Reader #2 – “This woman is probably in some stage of menopause. The cyclical manner of her swings indicates that hormones are in play. I’d suggest she see a women’s health issue specialist, not necessarily a physician. Most doctors know very little of menopause.”
From a Retired Pharmacist
Ellie - Note that the condition has existed since they married 21 years ago, most likely before she was perimenopausal, but worth looking into. Fortunately, there are more women’s health issue specialists in today’s medical and/or health community.
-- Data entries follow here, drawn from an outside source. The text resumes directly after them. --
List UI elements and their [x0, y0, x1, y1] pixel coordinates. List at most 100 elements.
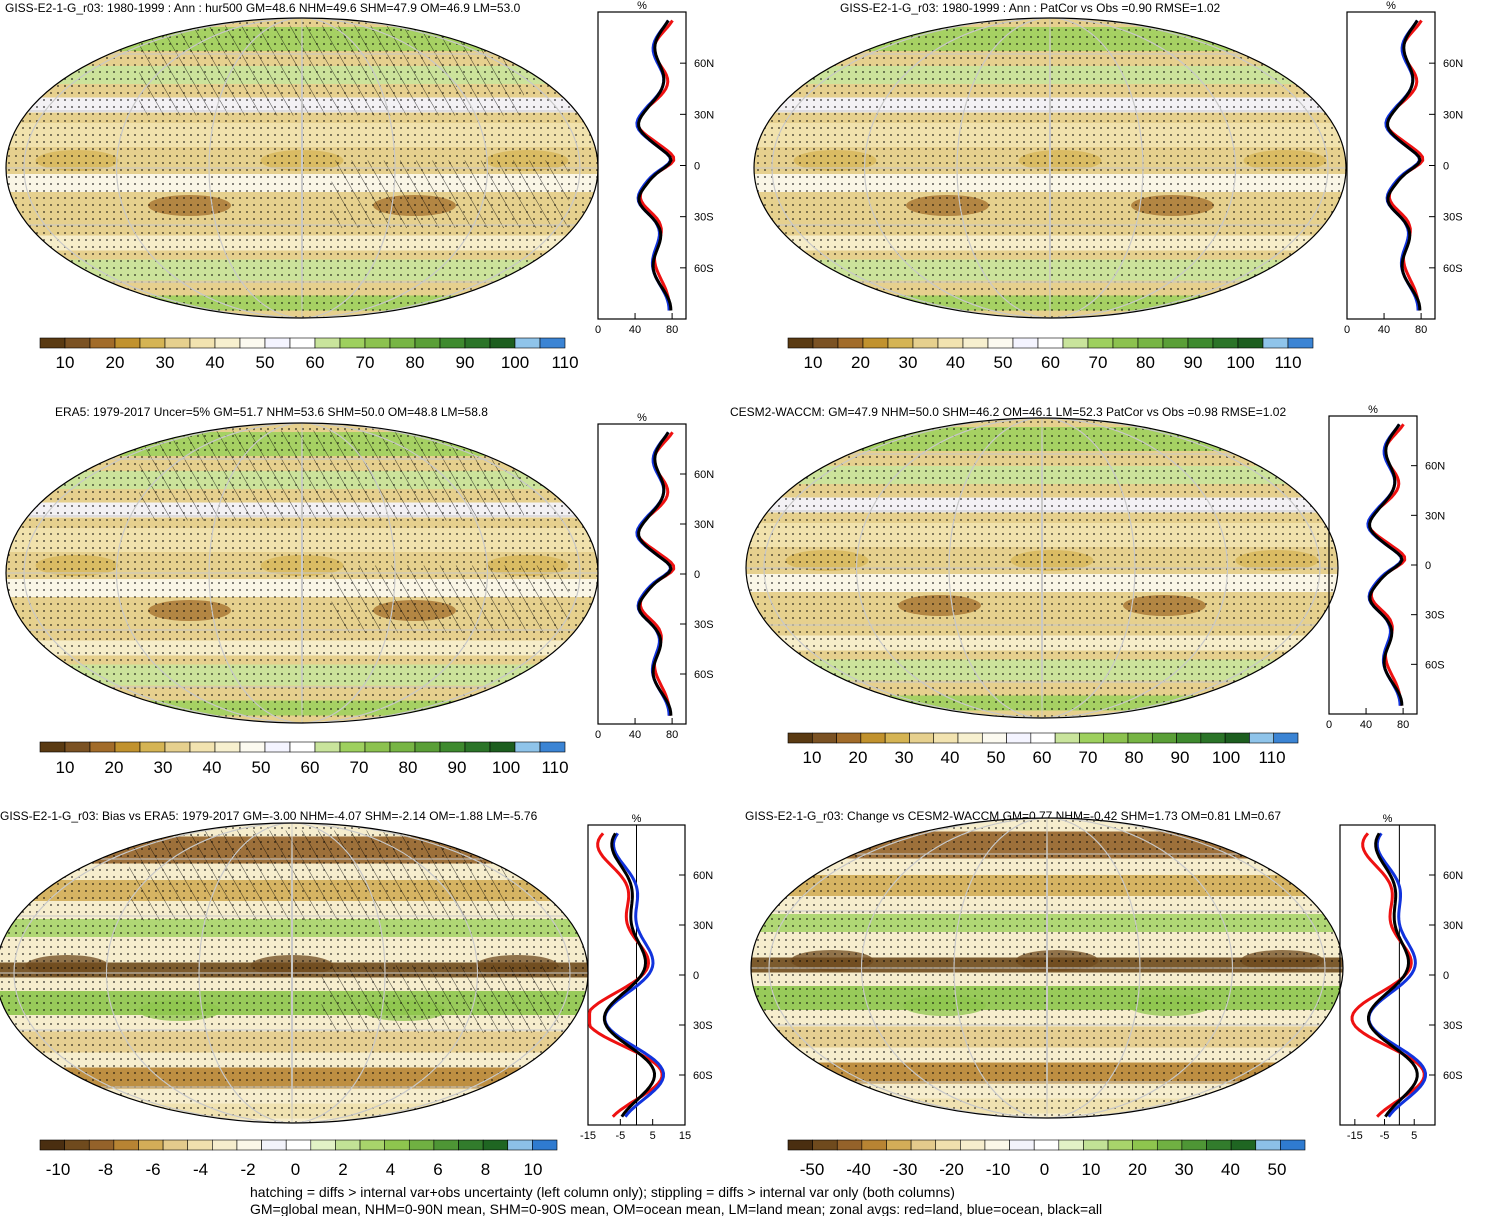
panel-5: GISS-E2-1-G_r03: Bias vs ERA5: 1979-2017…	[0, 809, 713, 1179]
colorbar-swatch	[861, 1139, 887, 1151]
colorbar-swatch	[1107, 1139, 1133, 1151]
colorbar-swatch	[957, 732, 983, 744]
x-tick-label: 40	[1378, 324, 1390, 336]
colorbar-swatch	[1009, 1139, 1035, 1151]
x-tick-label: 15	[679, 1130, 691, 1142]
colorbar-label: 90	[1184, 353, 1203, 372]
colorbar-swatch	[1079, 732, 1105, 744]
colorbar-swatch	[1206, 1139, 1232, 1151]
map	[746, 418, 1338, 718]
colorbar: 10 20 30 40 50 60 70 80 90 100 110	[39, 741, 569, 777]
colorbar-swatch	[1132, 1139, 1158, 1151]
colorbar-swatch	[1237, 337, 1264, 349]
colorbar-label: 50	[256, 353, 275, 372]
lat-tick-label: 30N	[1425, 510, 1445, 522]
colorbar-swatch	[364, 741, 391, 753]
colorbar-swatch	[464, 741, 491, 753]
colorbar-swatch	[1230, 1139, 1257, 1151]
colorbar: 10 20 30 40 50 60 70 80 90 100 110	[787, 337, 1314, 372]
colorbar-label: 40	[946, 353, 965, 372]
colorbar-swatch	[89, 741, 116, 753]
graticule-meridian	[768, 818, 1326, 1118]
colorbar-label: 30	[899, 353, 918, 372]
colorbar-label: 10	[804, 353, 823, 372]
colorbar-swatch	[933, 732, 959, 744]
lat-tick-label: 30N	[1443, 920, 1463, 932]
colorbar-swatch	[787, 337, 814, 349]
colorbar-swatch	[962, 337, 989, 349]
colorbar-label: 80	[406, 353, 425, 372]
colorbar-swatch	[1127, 732, 1153, 744]
colorbar-label: 50	[987, 748, 1006, 767]
graticule-meridian	[771, 18, 1329, 318]
panel-title: GISS-E2-1-G_r03: Bias vs ERA5: 1979-2017…	[0, 809, 538, 823]
colorbar-label: 10	[803, 748, 822, 767]
panel-title: CESM2-WACCM: GM=47.9 NHM=50.0 SHM=46.2 O…	[730, 405, 1286, 419]
colorbar-label: 2	[338, 1160, 347, 1179]
colorbar-swatch	[482, 1139, 509, 1151]
zonal-land-line	[1350, 832, 1426, 1118]
hatching	[321, 965, 559, 1033]
colorbar-swatch	[414, 741, 441, 753]
map-outline	[750, 817, 1344, 1119]
colorbar-label: 6	[433, 1160, 442, 1179]
lat-tick-label: 30S	[694, 619, 714, 631]
colorbar-swatch	[1006, 732, 1032, 744]
colorbar-swatch	[1103, 732, 1129, 744]
colorbar-swatch	[239, 337, 266, 349]
zonal-plot: % 60N 30N 0 30S 60S 0 40 80	[595, 0, 714, 336]
colorbar-swatch	[910, 1139, 937, 1151]
lat-tick-label: 60N	[1425, 461, 1445, 473]
colorbar-swatch	[1151, 732, 1177, 744]
colorbar-label: 80	[1125, 748, 1144, 767]
colorbar-swatch	[1181, 1139, 1207, 1151]
colorbar-swatch	[236, 1139, 262, 1151]
lat-tick-label: 0	[693, 970, 699, 982]
colorbar-label: 40	[941, 748, 960, 767]
colorbar-label: 40	[203, 758, 222, 777]
colorbar-swatch	[514, 741, 541, 753]
colorbar-swatch	[439, 337, 466, 349]
lat-tick-label: 60N	[694, 469, 714, 481]
zonal-ocean-line	[1367, 832, 1427, 1118]
colorbar-swatch	[389, 741, 416, 753]
lat-tick-label: 60S	[693, 1070, 713, 1082]
colorbar-swatch	[860, 732, 886, 744]
panel-title: GISS-E2-1-G_r03: Change vs CESM2-WACCM G…	[745, 809, 1281, 823]
colorbar-label: 20	[851, 353, 870, 372]
graticule-meridian	[861, 818, 1233, 1118]
colorbar-swatch	[960, 1139, 986, 1151]
colorbar-swatch	[389, 337, 416, 349]
colorbar-label: -30	[893, 1160, 918, 1179]
zonal-plot: % 60N 30N 0 30S 60S 0 40 80	[1326, 404, 1445, 731]
colorbar-label: 0	[1040, 1160, 1049, 1179]
colorbar-swatch	[214, 741, 241, 753]
map	[6, 18, 598, 318]
lat-tick-label: 30S	[1443, 212, 1463, 224]
lat-tick-label: 0	[1443, 970, 1449, 982]
lat-tick-label: 0	[1425, 560, 1431, 572]
x-tick-label: -5	[1380, 1130, 1390, 1142]
colorbar-swatch	[812, 1139, 838, 1151]
colorbar-label: 50	[1268, 1160, 1287, 1179]
colorbar-label: 20	[1128, 1160, 1147, 1179]
colorbar-label: -20	[939, 1160, 964, 1179]
panel-title: ERA5: 1979-2017 Uncer=5% GM=51.7 NHM=53.…	[55, 405, 488, 419]
colorbar-swatch	[314, 337, 341, 349]
colorbar-swatch	[314, 741, 341, 753]
lat-tick-label: 30N	[693, 920, 713, 932]
colorbar-label: -2	[240, 1160, 255, 1179]
colorbar-swatch	[514, 337, 541, 349]
colorbar-swatch	[88, 1139, 115, 1151]
graticule-meridian	[1049, 18, 1051, 318]
colorbar-swatch	[887, 337, 914, 349]
colorbar-swatch	[1156, 1139, 1183, 1151]
graticule-meridian	[1041, 418, 1043, 718]
colorbar-swatch	[1137, 337, 1164, 349]
colorbar-swatch	[408, 1139, 435, 1151]
colorbar-label: 60	[1033, 748, 1052, 767]
colorbar-swatch	[39, 741, 66, 753]
colorbar-label: 60	[306, 353, 325, 372]
lat-tick-label: 60S	[694, 263, 714, 275]
colorbar-label: 30	[1175, 1160, 1194, 1179]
Reader #3 – “His wife is likely suffering from Premenstrual Dysphoric Disorder (PMDD), an extreme form of PMS," as described in Moody Bitches, by Julie Holland MD, on page 36.
“Every woman, and every man who wants to interact with women, needs to educate themselves on the significant issues the menstrual cycle and hormonal fluctuations create in women, and in some women especially.”
FEEDBACK Regarding the woman who was seeing a man who had “serious feelings” for her and he suggested they each sell their own homes and buy one together (Oct. 2):
Reader – “I see a HUGE red flag there!
“This happened to an acquaintance of mine. The man wooed, wined and dined her and seemed like the perfect person.
“He also suggested that she sell her home and that they buy one together.
“They did proceed to marry, and he changed very soon after.
“He wanted dinner on the table at 5pm so he could watch his favourite programs in the evenings. He said “no more dinners out” because they were too expensive.
“Luckily, she had friends who’d advised her to rent out her home so that she’d still have her equity if things didn't work out.
“They didn't - so she at least had financial security.”
Tip of the day:
Divorcing parents must try hard over years to help children adjust, while acknowledging their pain and loss and reassuring them of continued love.